Today in “how to keep your head from exploding:” My consort and I were happily chopsticking through another typically great lunch at Jin Ramen on Amsterdam when “Stand By Me” came on the sound system. Noodles and soul — what could be American-better? Next day Bob’s studio manager came in after a week of skiing in Vermont and said she and her husband had mostly cooked (after provisioning from their fancy Brooklyn meatmonger) but every day would have lunch from a food gondola run by a Japanese woman and her American husband. Because it was ramen and because it was good. And that hummus-and-guacamole reality reinforced how unpossible it is that the #MAGA crowd can really take a country backward when it is so consumed with moving forward at the table. Overcooked steak or no overcooked steak, this pot will always be melting. Ketchup, after all, is un-American . . .

“Mad Men” in large Jersey women’s sweaters

It was an Albanian waiter in a fancy Italian steakhouse who first made me wonder if dark days might be coming. This was back in about October, at lunch with a client. An officious tip-dependent fuck took it upon himself to lean in as my client and I were finishing our mediocre meatballs and volunteer: “How about that xxxx! He’s got the right ideas!” Client and I both politely kept our pieholes shut until we were walking back to the train and marveling: “That guy thinks he’s going to be better off? That guy?” We’re certainly paying for our arrogance now. I’m not a Christian, but I still think it would be wrong to hope he pays even more. He could be deported in a stone-cold heartbeat.

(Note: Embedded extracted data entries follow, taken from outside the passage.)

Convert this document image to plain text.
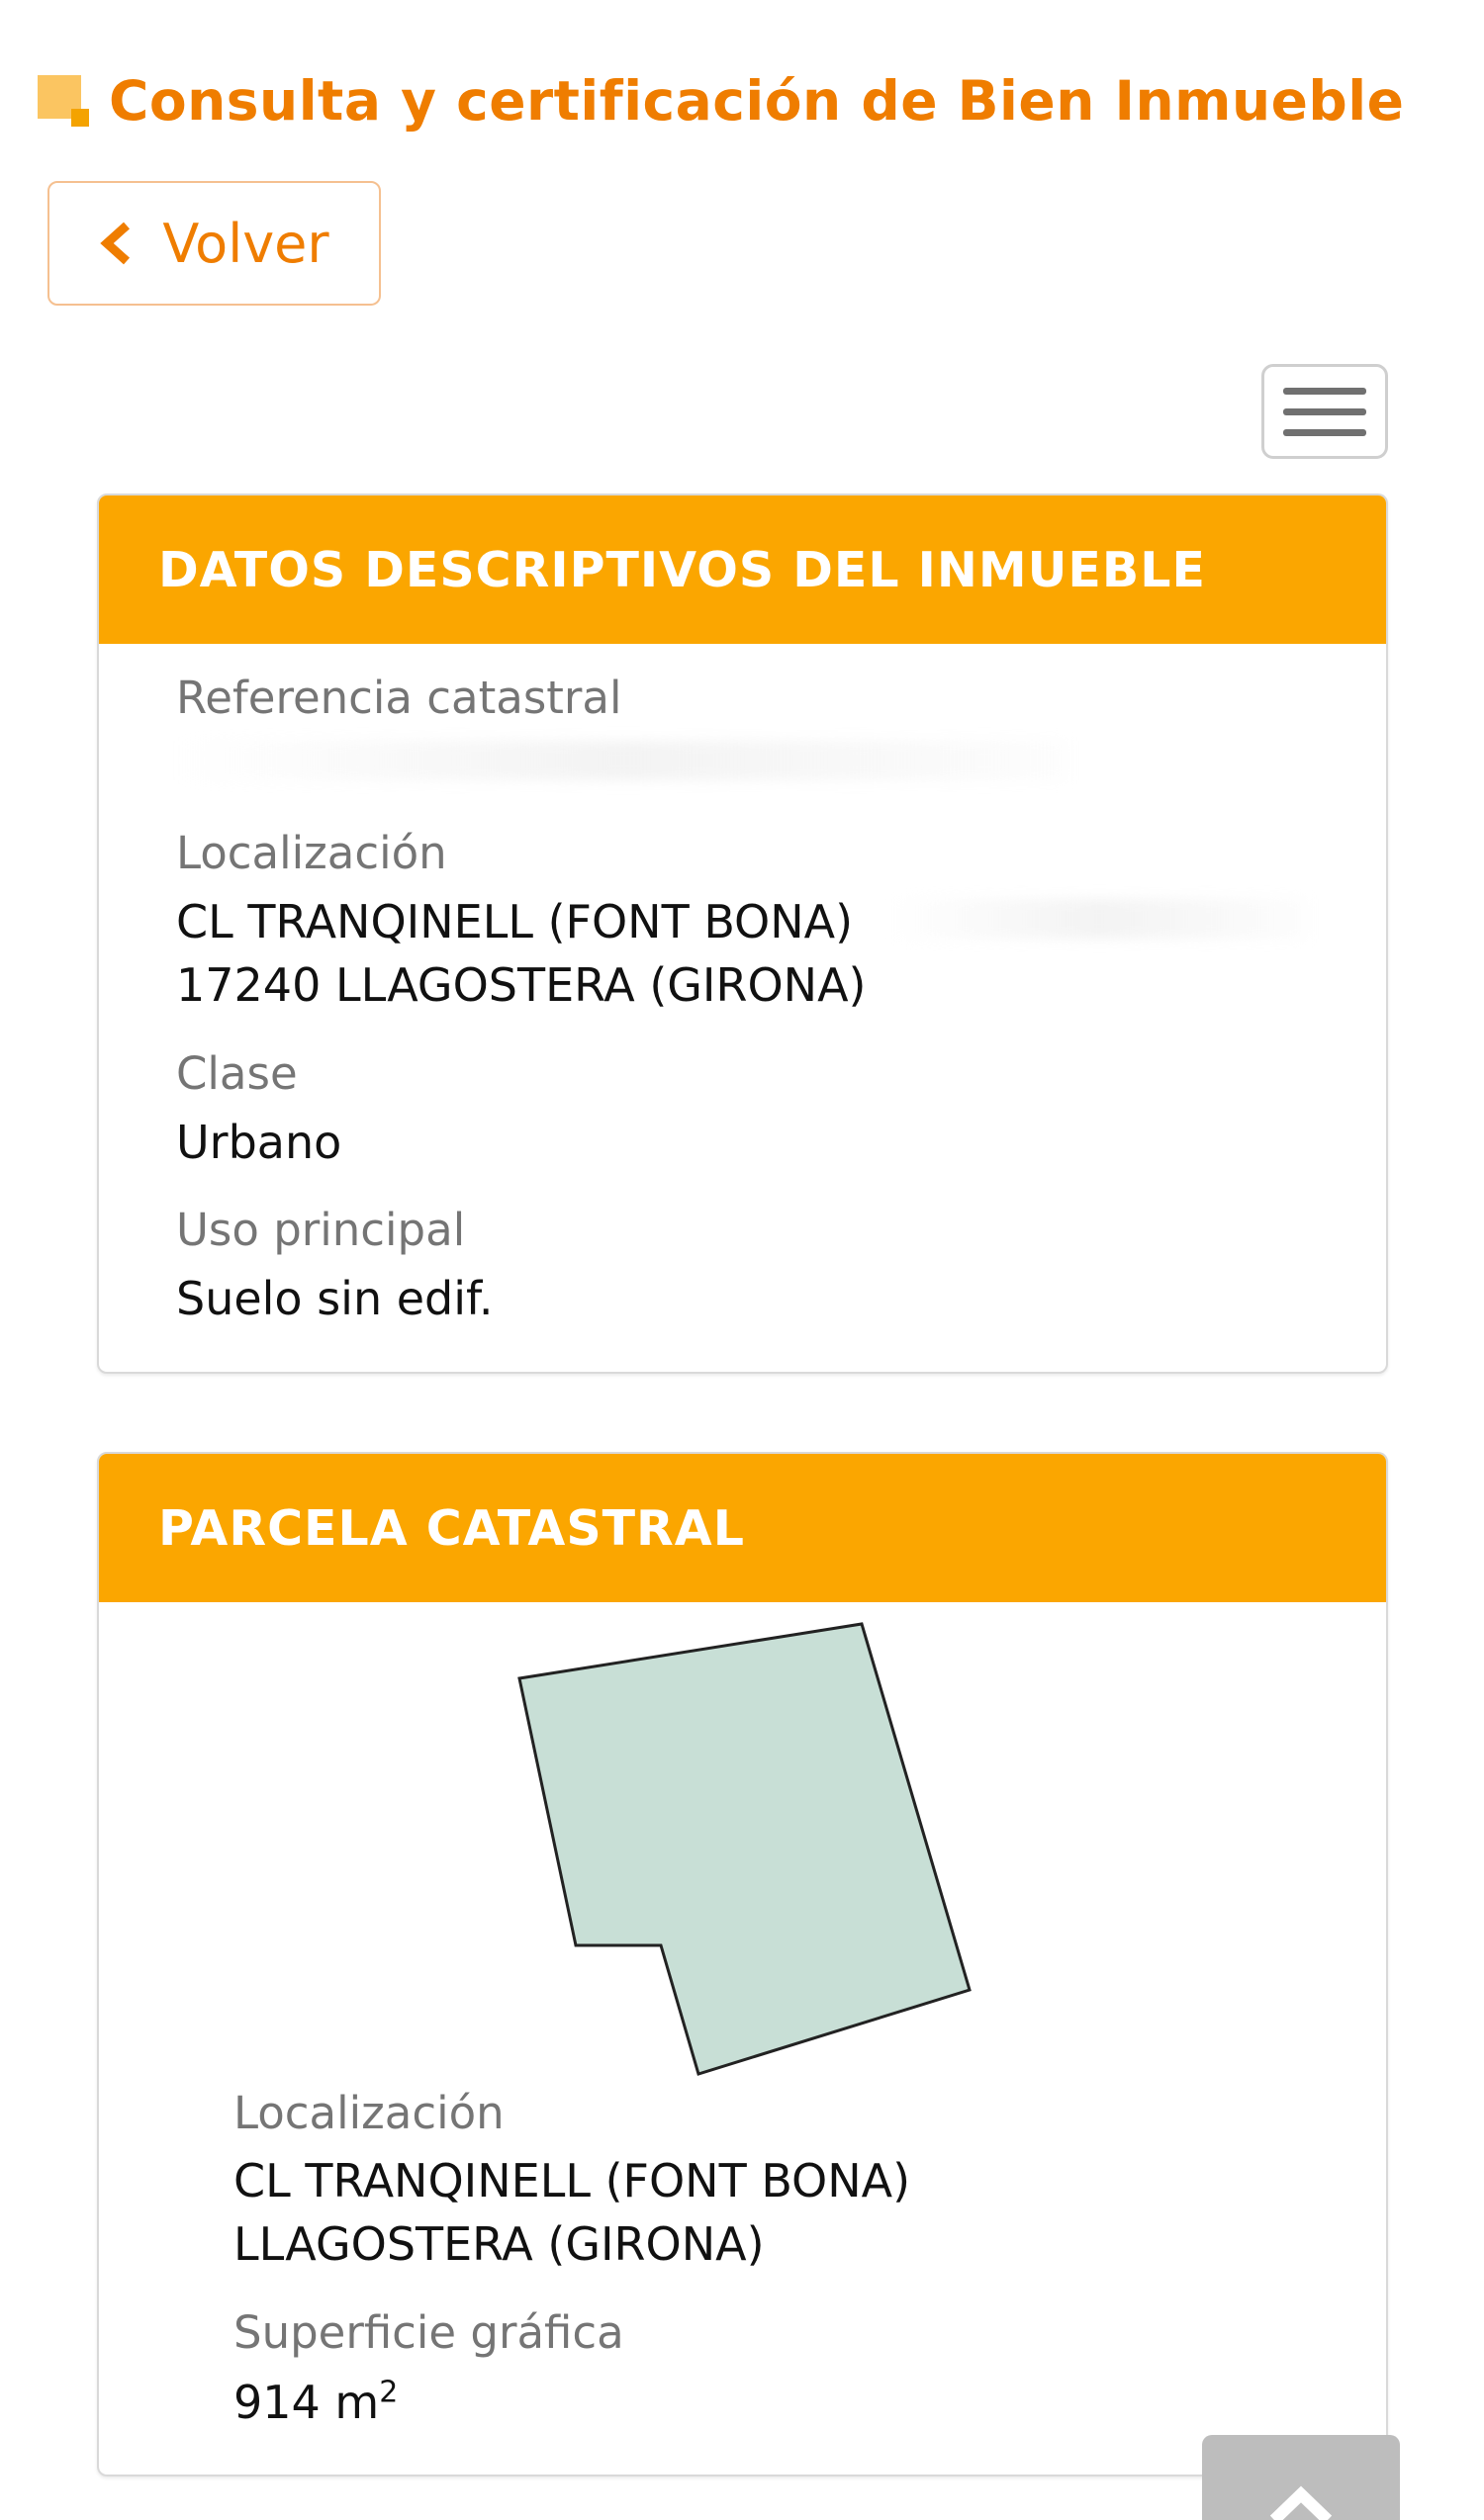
Consulta y certificación de Bien Inmueble
Volver
DATOS DESCRIPTIVOS DEL INMUEBLE
Referencia catastral
Localización
CL TRANQINELL (FONT BONA)
17240 LLAGOSTERA (GIRONA)
Clase
Urbano
Uso principal
Suelo sin edif.
PARCELA CATASTRAL
Localización
CL TRANQINELL (FONT BONA)
LLAGOSTERA (GIRONA)
Superficie gráfica
914 $m^2$
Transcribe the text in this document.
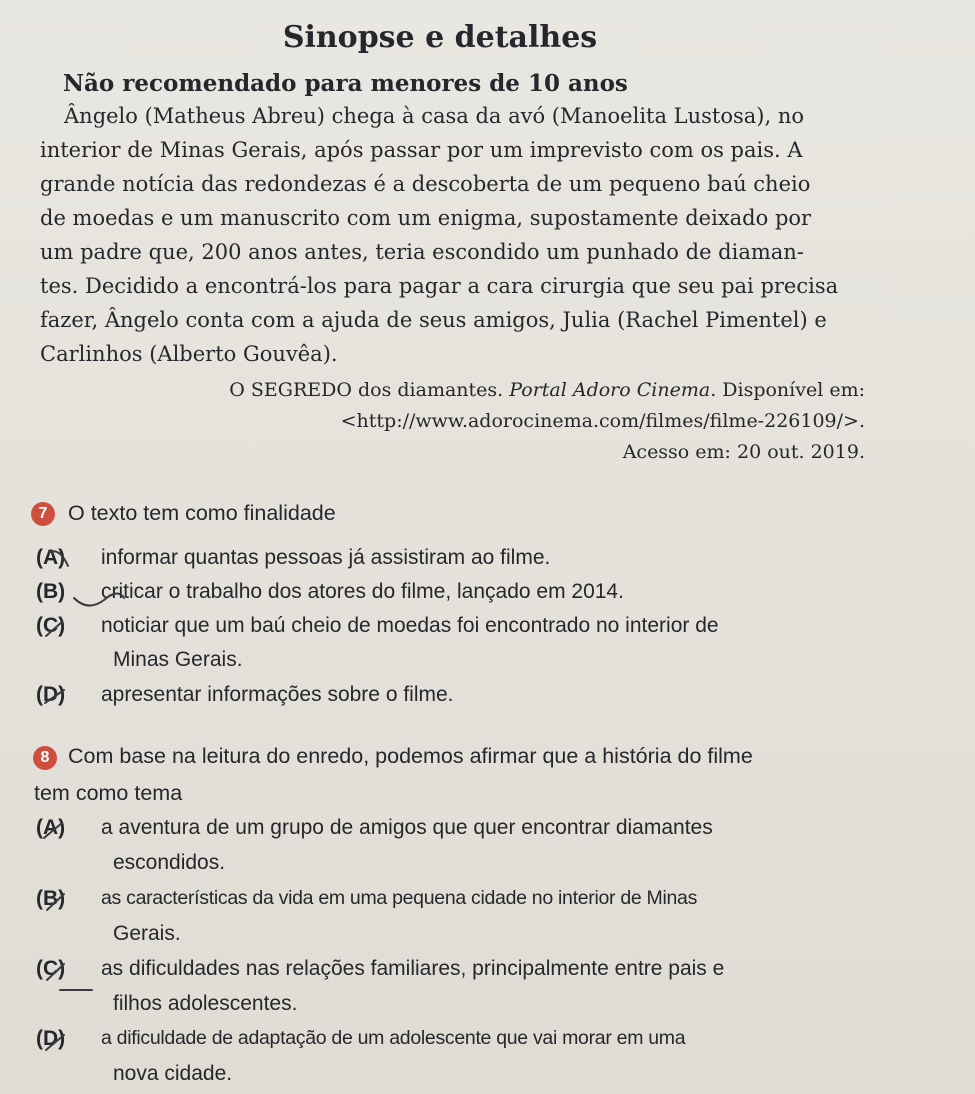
Sinopse e detalhes
Não recomendado para menores de 10 anos
Ângelo (Matheus Abreu) chega à casa da avó (Manoelita Lustosa), no
interior de Minas Gerais, após passar por um imprevisto com os pais. A
grande notícia das redondezas é a descoberta de um pequeno baú cheio
de moedas e um manuscrito com um enigma, supostamente deixado por
um padre que, 200 anos antes, teria escondido um punhado de diaman-
tes. Decidido a encontrá-los para pagar a cara cirurgia que seu pai precisa
fazer, Ângelo conta com a ajuda de seus amigos, Julia (Rachel Pimentel) e
Carlinhos (Alberto Gouvêa).
O SEGREDO dos diamantes. Portal Adoro Cinema. Disponível em:
<http://www.adorocinema.com/filmes/filme-226109/>.
Acesso em: 20 out. 2019.
7 O texto tem como finalidade
(A) informar quantas pessoas já assistiram ao filme.
(B) criticar o trabalho dos atores do filme, lançado em 2014.
(C) noticiar que um baú cheio de moedas foi encontrado no interior de
Minas Gerais.
(D) apresentar informações sobre o filme.
8 Com base na leitura do enredo, podemos afirmar que a história do filme
tem como tema
(A) a aventura de um grupo de amigos que quer encontrar diamantes
escondidos.
(B) as características da vida em uma pequena cidade no interior de Minas
Gerais.
(C) as dificuldades nas relações familiares, principalmente entre pais e
filhos adolescentes.
(D) a dificuldade de adaptação de um adolescente que vai morar em uma
nova cidade.
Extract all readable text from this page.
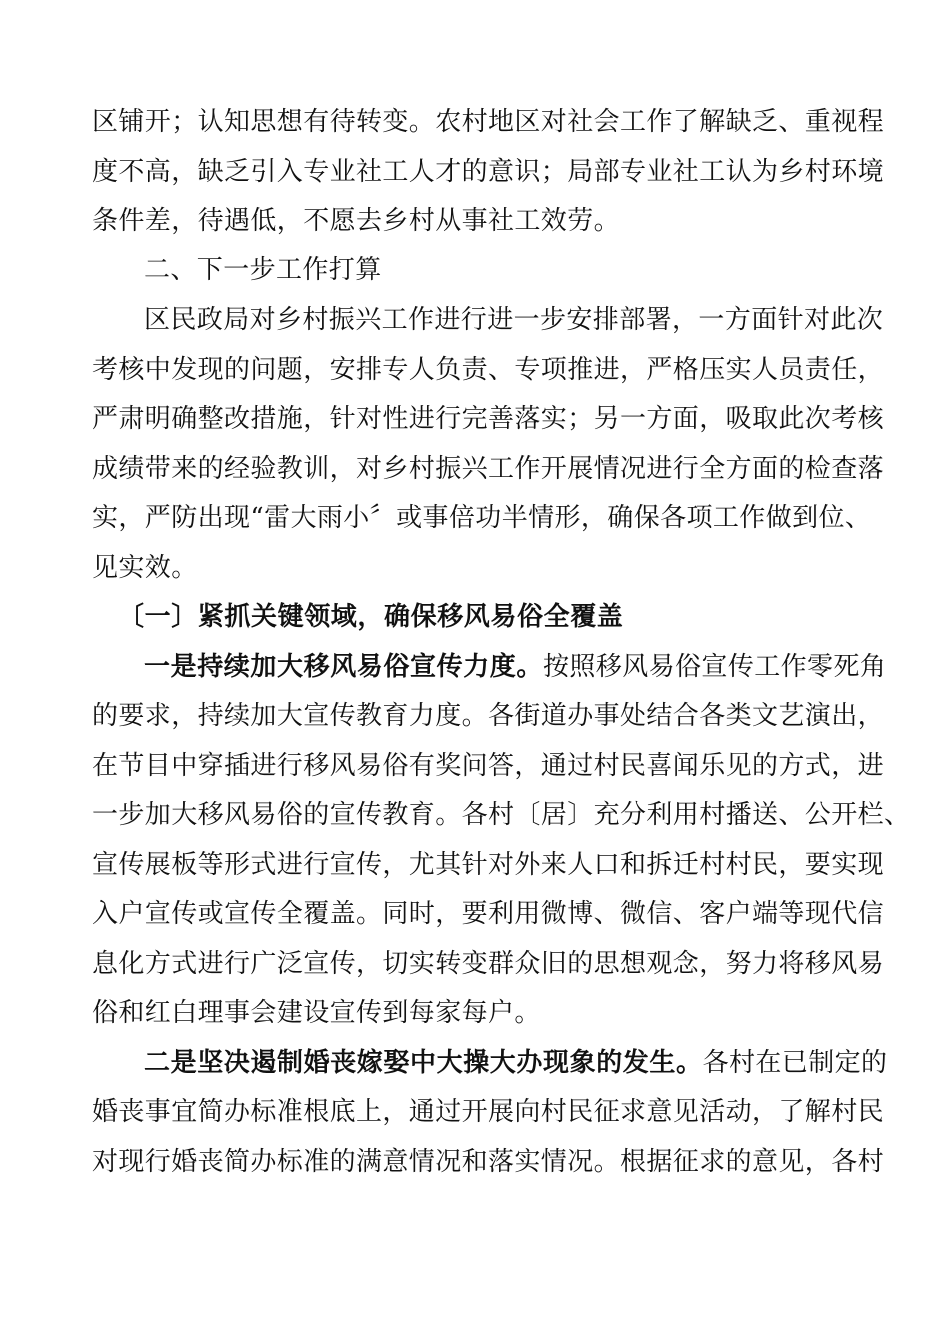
区铺开；认知思想有待转变。农村地区对社会工作了解缺乏、重视程

度不高，缺乏引入专业社工人才的意识；局部专业社工认为乡村环境

条件差，待遇低，不愿去乡村从事社工效劳。

二、下一步工作打算

区民政局对乡村振兴工作进行进一步安排部署，一方面针对此次

考核中发现的问题，安排专人负责、专项推进，严格压实人员责任，

严肃明确整改措施，针对性进行完善落实；另一方面，吸取此次考核

成绩带来的经验教训，对乡村振兴工作开展情况进行全方面的检查落

实，严防出现“雷大雨小〞或事倍功半情形，确保各项工作做到位、

见实效。

〔一〕紧抓关键领域，确保移风易俗全覆盖

一是持续加大移风易俗宣传力度。按照移风易俗宣传工作零死角

的要求，持续加大宣传教育力度。各街道办事处结合各类文艺演出，

在节目中穿插进行移风易俗有奖问答，通过村民喜闻乐见的方式，进

一步加大移风易俗的宣传教育。各村〔居〕充分利用村播送、公开栏、

宣传展板等形式进行宣传，尤其针对外来人口和拆迁村村民，要实现

入户宣传或宣传全覆盖。同时，要利用微博、微信、客户端等现代信

息化方式进行广泛宣传，切实转变群众旧的思想观念，努力将移风易

俗和红白理事会建设宣传到每家每户。

二是坚决遏制婚丧嫁娶中大操大办现象的发生。各村在已制定的

婚丧事宜简办标准根底上，通过开展向村民征求意见活动，了解村民

对现行婚丧简办标准的满意情况和落实情况。根据征求的意见，各村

Won’t be working on Carter’s peanut farm

And I’m still waiting for the check that will cover my Audi for showing up at three demonstrations so far, but I can see why the “paid protesters” BS has taken off. On the late afternoon of the women’s march, the stalwart I went with suggested we stop for a drink and snack at the bar at the Modern, her previous canteen but kind of out of my league in my all-Twitter/no-cash life. I worried we would not be dressed appropriately, but as soon as we were seated I could see almost everyone around us, with their expensive highlights and haircuts, was in jeans and sneakers. The woman on the next barstool, and on her fourth sparkling wine, was babbling about having come out for her first protest ever: “Everyone here was at the march!” Some of them even still had their signs with them. I was lucky because Mary insisted on picking up the tab for our shared (excellent) foie gras and tarte flambée and my white from Lanzarote, which looked downright affordable when we remembered service was included because some people believe in equality. Surely, surely, everyone else was covered by Soros, though. That would be easier for the biggest loser to accept than the sign we spotted in a resto afterward: “DT: Your hometown hates you.”